Tuesday, November 19, 2002

The death of the dinosaurs 65 million years ago is one of the planet's great mysteries, and a number of theories have been suggested. For example, the cartoonist Gary Larson pinned the disaster on dinosaurs smoking. Oh, he is a wag! In reality, of course, the dinosaurs didn't have any pockets in which to carry lighters or matches.

In recent years, the most popular theory has posited that Earth was hit by a giant meteor. This event led to general calamity -- the climate changed and dinosaurs had to change their vacation plans, leading to widespread demoralization in dinosaur ranks, especially as the females naturally blamed their mates and went into an epoch-lasting sulk that was not conducive to breeding.

But the Science section of The New York Times recently reported a new theory, or at least a variation of the old. Instead of one blockbuster meteor, "killer objects from outer space may have sometimes arrived in pairs or even swarms."

To my mind, whether it was one meteor or many that bombarded the poor dinosaurs into extinction, the basic theory doesn't ring true. As an element in the unfolding story of the Earth, it is a bit deus ex machina. (Not the name of a rock band, as you may suppose because it would be a good one, but "any unconvincing character or event brought artificially into the plot of a story or drama to settle an involved situation.")

To be sure, the Almighty reportedly sent a Flood upon the Earth to punish people, but that would make meteors killing the dinosaurs a sort of divine warm-up act, and I just don't buy it.

Besides, if meteors destroyed the dinosaurs, what lesson can mankind draw from this (other than the need for specially reinforced umbrellas)? After all, we are the heirs of the great lizards upon the Earth, as a cursory glance at the halls of Congress will confirm.

It is daring of me to suggest another theory for the demise of the dinosaurs, being unencumbered by scientific knowledge as I am and working in the same city as the Carnegie Museum of Natural History, with its great collection of specimens and its proud history of research.

Sometimes, though, it takes an ignorant outsider to look at something in a new light that would not be obvious to anybody educated and sensible.

That is why, instead of looking to the distant past for answers, as so many scientists do, my theories involve looking at the present and what threatens the extinction of humankind, and then using that knowledge and reapplying it to the fate of the dinosaurs.

As I look at the dinosaurs, I see startling parallels with what is going on in our own time.

Consider the Tyrannosaurus Rex, the most fearsome of carnivores. With its salivating mouth full of razor-sharp teeth, it would fall upon its prey and rip it limb to limb in an awesome display of brute power and bad table manners. If it were alive today, it could be a commentator on Fox News.

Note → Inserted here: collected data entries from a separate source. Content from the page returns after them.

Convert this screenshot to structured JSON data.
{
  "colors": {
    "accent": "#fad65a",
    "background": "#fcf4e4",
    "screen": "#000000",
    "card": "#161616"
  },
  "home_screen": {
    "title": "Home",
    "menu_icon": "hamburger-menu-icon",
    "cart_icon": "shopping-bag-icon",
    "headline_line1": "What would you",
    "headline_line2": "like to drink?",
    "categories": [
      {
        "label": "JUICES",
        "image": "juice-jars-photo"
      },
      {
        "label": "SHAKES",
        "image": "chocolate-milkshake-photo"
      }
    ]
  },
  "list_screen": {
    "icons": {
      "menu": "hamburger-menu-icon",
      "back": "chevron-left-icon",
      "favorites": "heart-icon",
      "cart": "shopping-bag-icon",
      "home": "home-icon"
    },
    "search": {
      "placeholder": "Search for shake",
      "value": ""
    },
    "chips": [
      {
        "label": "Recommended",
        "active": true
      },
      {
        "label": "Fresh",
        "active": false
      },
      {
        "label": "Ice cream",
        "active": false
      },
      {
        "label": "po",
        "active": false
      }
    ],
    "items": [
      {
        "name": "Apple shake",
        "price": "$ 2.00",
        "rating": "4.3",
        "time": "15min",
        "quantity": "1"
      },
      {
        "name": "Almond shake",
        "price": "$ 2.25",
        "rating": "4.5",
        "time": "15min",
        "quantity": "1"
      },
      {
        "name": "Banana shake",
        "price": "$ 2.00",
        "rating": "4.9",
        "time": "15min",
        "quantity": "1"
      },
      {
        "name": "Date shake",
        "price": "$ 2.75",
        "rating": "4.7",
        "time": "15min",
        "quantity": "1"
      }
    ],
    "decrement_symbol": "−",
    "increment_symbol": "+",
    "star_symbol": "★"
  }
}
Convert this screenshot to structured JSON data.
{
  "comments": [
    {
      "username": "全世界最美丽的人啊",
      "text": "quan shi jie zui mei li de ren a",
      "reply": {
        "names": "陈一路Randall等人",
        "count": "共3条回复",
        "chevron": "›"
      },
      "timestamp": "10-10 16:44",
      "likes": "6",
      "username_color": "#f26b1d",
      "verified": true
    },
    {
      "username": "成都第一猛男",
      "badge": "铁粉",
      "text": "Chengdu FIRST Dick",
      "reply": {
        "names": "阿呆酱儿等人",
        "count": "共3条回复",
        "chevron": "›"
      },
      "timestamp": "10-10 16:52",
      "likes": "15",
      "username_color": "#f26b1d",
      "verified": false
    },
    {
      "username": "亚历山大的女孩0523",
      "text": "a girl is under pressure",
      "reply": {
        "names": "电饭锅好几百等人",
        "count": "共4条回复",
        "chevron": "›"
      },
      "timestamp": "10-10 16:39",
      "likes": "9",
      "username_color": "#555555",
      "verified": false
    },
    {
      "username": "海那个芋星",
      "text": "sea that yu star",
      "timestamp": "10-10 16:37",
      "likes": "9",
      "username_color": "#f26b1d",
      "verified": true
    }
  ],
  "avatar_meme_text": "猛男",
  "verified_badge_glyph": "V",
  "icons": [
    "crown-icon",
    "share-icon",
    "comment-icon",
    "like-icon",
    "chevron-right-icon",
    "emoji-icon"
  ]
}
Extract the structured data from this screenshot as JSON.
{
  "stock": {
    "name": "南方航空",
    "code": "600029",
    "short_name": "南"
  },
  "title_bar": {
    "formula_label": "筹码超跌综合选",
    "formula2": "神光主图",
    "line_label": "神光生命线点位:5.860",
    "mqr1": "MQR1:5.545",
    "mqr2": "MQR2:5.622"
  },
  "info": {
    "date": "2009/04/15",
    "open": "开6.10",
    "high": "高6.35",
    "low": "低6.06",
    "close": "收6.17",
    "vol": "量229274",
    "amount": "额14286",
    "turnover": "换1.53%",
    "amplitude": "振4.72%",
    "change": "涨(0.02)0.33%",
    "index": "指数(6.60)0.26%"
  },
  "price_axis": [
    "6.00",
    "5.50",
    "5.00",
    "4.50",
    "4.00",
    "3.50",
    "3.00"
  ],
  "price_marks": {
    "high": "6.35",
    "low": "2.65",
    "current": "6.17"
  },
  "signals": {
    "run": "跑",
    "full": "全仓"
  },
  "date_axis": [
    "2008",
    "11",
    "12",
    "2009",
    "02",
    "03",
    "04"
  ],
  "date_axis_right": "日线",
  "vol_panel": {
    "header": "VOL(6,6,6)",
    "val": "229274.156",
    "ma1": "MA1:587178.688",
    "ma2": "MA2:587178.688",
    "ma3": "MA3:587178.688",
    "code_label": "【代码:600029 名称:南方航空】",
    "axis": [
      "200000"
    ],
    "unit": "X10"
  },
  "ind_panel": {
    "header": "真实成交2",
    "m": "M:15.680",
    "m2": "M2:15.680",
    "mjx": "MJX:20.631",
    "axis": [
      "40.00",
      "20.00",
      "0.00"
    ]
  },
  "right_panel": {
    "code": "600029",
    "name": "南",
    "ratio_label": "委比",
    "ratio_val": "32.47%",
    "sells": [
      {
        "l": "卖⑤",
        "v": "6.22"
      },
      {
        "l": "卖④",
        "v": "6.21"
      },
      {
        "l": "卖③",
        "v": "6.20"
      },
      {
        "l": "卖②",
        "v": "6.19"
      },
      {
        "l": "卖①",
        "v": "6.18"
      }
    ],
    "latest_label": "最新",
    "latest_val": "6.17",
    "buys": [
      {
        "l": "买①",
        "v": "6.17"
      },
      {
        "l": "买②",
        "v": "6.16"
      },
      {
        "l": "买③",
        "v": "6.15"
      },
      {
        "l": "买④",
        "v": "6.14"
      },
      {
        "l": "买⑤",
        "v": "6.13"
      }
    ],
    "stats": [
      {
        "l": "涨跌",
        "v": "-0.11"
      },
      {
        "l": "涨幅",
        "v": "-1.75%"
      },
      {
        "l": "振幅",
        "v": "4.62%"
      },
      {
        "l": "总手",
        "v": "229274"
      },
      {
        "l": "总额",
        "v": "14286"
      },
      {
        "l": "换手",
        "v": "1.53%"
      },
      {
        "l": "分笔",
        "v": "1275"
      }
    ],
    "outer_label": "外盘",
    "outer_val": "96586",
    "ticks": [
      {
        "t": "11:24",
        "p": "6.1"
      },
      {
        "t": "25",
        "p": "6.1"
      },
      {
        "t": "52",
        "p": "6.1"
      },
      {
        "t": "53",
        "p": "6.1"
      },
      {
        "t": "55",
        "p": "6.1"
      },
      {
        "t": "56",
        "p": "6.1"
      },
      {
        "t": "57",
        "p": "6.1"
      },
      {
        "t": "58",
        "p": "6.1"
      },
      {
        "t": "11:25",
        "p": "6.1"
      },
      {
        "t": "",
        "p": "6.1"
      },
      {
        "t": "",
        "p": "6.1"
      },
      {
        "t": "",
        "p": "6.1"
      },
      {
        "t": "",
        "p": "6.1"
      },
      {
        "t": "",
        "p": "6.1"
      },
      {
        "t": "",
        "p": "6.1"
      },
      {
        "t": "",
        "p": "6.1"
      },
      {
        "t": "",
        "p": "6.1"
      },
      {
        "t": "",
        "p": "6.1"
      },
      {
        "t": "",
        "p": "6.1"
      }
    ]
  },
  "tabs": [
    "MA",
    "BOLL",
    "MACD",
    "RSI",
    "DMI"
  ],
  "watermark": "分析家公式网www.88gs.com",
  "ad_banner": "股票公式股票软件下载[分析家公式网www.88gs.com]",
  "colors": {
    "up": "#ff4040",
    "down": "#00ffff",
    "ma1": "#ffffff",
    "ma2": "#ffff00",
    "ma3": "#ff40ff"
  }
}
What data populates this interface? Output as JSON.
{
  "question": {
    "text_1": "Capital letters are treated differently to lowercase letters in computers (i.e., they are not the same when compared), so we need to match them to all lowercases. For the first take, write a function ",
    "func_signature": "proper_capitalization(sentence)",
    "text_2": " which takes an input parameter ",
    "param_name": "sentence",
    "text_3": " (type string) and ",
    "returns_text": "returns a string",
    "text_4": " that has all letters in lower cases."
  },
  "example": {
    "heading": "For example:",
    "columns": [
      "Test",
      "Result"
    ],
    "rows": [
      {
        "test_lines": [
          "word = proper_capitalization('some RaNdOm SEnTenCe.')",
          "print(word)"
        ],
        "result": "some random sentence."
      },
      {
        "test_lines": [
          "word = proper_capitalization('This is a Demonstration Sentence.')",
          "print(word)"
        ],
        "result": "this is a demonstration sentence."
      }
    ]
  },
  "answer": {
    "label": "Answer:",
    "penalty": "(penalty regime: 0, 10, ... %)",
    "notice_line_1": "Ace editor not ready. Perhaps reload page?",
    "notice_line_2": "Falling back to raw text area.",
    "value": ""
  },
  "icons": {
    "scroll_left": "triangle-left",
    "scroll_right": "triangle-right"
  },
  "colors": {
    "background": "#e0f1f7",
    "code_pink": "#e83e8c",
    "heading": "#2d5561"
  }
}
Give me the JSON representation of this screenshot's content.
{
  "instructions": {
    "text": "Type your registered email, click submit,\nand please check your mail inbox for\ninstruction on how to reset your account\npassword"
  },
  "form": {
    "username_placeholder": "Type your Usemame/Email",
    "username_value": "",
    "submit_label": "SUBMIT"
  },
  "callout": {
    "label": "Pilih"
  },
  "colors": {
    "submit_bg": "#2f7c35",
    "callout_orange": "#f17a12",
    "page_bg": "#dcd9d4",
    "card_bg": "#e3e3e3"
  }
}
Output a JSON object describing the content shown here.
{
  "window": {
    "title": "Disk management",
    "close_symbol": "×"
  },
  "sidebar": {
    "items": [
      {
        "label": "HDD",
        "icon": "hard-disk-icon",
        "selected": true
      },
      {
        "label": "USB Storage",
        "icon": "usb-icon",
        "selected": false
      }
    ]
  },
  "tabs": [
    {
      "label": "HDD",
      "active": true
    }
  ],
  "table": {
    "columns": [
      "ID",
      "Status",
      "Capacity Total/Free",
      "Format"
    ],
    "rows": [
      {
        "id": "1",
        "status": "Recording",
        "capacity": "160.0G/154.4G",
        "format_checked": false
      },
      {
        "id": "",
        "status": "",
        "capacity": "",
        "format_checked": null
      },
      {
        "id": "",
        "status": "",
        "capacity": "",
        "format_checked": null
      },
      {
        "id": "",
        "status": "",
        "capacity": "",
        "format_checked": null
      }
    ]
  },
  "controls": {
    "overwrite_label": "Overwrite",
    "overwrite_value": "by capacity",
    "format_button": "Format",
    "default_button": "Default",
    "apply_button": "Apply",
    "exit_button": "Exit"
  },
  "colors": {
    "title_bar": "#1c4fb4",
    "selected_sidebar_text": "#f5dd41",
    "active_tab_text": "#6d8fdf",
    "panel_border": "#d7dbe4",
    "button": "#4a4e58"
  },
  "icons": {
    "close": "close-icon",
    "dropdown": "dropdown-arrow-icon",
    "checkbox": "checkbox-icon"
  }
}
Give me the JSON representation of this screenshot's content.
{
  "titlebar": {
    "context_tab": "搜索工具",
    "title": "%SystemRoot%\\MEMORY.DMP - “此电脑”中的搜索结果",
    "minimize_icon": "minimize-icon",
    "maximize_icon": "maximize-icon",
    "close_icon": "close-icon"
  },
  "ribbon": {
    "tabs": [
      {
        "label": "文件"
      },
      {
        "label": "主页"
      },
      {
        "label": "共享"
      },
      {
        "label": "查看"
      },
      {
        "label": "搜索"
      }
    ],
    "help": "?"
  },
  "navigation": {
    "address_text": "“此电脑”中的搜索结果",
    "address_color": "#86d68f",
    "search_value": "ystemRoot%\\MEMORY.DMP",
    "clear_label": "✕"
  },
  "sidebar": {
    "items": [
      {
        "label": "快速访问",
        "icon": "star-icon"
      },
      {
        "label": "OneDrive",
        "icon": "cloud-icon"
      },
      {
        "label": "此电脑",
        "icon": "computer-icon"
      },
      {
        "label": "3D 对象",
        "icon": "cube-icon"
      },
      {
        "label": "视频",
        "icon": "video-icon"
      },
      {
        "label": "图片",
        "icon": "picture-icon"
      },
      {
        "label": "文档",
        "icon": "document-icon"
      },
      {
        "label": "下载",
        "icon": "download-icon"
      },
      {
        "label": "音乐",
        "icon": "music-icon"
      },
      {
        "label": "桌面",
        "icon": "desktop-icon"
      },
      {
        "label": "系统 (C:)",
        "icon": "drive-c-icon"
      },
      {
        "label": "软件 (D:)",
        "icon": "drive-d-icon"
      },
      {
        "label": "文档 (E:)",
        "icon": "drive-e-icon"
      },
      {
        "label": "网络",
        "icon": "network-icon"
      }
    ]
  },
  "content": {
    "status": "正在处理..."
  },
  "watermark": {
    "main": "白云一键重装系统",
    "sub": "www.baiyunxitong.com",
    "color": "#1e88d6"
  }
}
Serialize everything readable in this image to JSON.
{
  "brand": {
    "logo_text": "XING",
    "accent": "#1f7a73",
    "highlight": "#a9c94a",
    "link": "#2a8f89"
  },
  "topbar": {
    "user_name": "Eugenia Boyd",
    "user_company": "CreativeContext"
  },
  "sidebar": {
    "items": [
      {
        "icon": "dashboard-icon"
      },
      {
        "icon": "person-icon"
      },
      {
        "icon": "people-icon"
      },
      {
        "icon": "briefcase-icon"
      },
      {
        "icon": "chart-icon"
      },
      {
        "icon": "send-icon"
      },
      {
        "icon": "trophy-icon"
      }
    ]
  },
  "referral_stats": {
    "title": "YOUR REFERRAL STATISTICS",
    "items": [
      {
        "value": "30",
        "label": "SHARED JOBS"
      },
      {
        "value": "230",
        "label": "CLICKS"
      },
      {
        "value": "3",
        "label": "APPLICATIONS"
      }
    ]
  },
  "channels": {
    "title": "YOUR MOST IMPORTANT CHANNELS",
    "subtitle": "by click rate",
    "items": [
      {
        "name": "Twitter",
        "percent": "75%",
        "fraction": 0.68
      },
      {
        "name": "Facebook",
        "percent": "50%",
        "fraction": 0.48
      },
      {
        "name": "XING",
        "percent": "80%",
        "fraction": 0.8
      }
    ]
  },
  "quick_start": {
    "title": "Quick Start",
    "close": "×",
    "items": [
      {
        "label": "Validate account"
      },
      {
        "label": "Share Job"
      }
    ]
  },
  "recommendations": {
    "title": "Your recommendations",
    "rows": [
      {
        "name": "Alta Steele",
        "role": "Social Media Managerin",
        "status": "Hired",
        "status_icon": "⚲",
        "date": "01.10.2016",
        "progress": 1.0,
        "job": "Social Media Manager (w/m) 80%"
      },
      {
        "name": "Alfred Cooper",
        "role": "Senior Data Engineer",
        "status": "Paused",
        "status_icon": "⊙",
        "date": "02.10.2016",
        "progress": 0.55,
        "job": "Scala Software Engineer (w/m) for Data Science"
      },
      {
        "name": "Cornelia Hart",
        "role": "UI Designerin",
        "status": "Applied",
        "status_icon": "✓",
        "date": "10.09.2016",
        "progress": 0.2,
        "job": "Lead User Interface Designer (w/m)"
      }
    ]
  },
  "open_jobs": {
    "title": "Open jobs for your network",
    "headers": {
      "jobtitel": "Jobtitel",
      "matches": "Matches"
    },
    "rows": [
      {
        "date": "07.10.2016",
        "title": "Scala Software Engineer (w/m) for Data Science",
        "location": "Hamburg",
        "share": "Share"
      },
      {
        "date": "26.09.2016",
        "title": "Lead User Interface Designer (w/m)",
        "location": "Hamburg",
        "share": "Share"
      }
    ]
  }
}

Consider also the brontosaurus, entirely a different kind of creature. It was also huge but so slow and plodding you might think it worked for the government. Using its long neck, it grazed peacefully on vegetation.

What we have here with the T. Rex and the brontosaurus are the respective adherents of the Atkins diet (meat, meat and more meat) and any number of no-fat diets (salads and vegetables and things that taste like bark). Clearly, these dinosaurs had body issues and, in their desperate self-consciousness, had turned to dieting.

As we know from human experience, dieting is a sure way of becoming crabby, so it wouldn't take a meteor to make the females averse to a little romantic cuddling.

Of course, not all the dinosaurs were huge. Some were very small. And you know how they felt about that? Lousy, of course. In the Cretaceous period, society's image of a well-evolved dinosaur was this great lizard, and if you were a puny lizard, you felt miserable.

The truth is that the dinosaurs -- large and small -- lacked self-esteem, which we now recognize as essential to survival (I say this despite never having had any self-esteem myself). Worse yet, the dinosaurs did not have support groups for those lacking self-esteem (they did for a while but the T. Rex kept eating the participants).